The second title, The Captives of Abb’s Valley, focusses on the story of Mary Moore and her difficult frontier life as retold through the pen of her son, Rev. James Moore Brown (1799-1862). The narrative includes aspects common to antebellum biographical literature such as fighting Indians, which in Mary’s case led to her kidnapping and captivity, but then she escaped to find freedom and residence in Canada. Editor Bills has changed the chapter titles and provided helpful footnotes to explain antebellum terminology and events that were common knowledge of the day, while other notes deal with sources and additional information. The book provides a harrowing account, but as Brown notes, the providential work of God directed Mary Moore’s paths. For residents of Boston, Philadelphia, or New York seated in the comparative safety of their comfy parlors, Mary Moore’s story provided vicariously an experience of the frontier wilderness.
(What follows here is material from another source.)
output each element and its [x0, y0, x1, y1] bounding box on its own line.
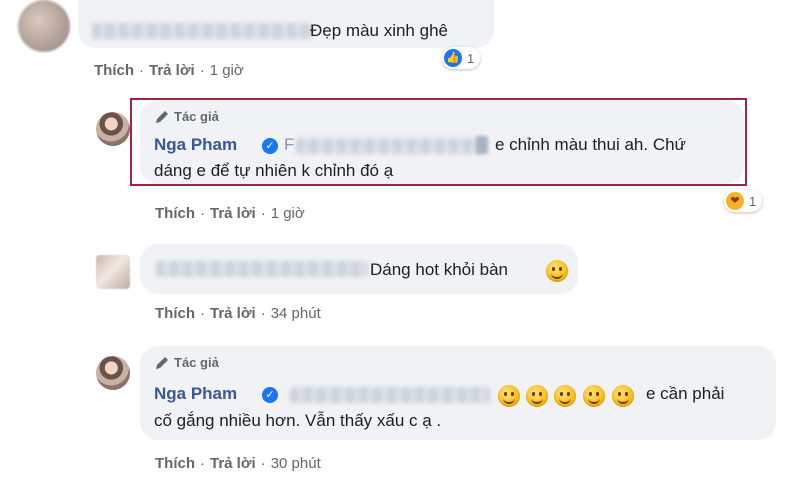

Rev. Bills intends both Presbyterianism and Captives to be read as companion volumes; I read the former first, but I think the better approach would be to read the latter first. We should not forget the contributions of our ancestors in the faith, so reading these two titles helps us to remember the price paid by some to establish Presbyterian congregations committed to the Westminster Standards.

BARRY WAUGH


Notes—Rev. Bills provided the copies used for this review. The header image is from Pixabay and was located using the search “bookshelf” (there are several other nice pictures for bibliophiles).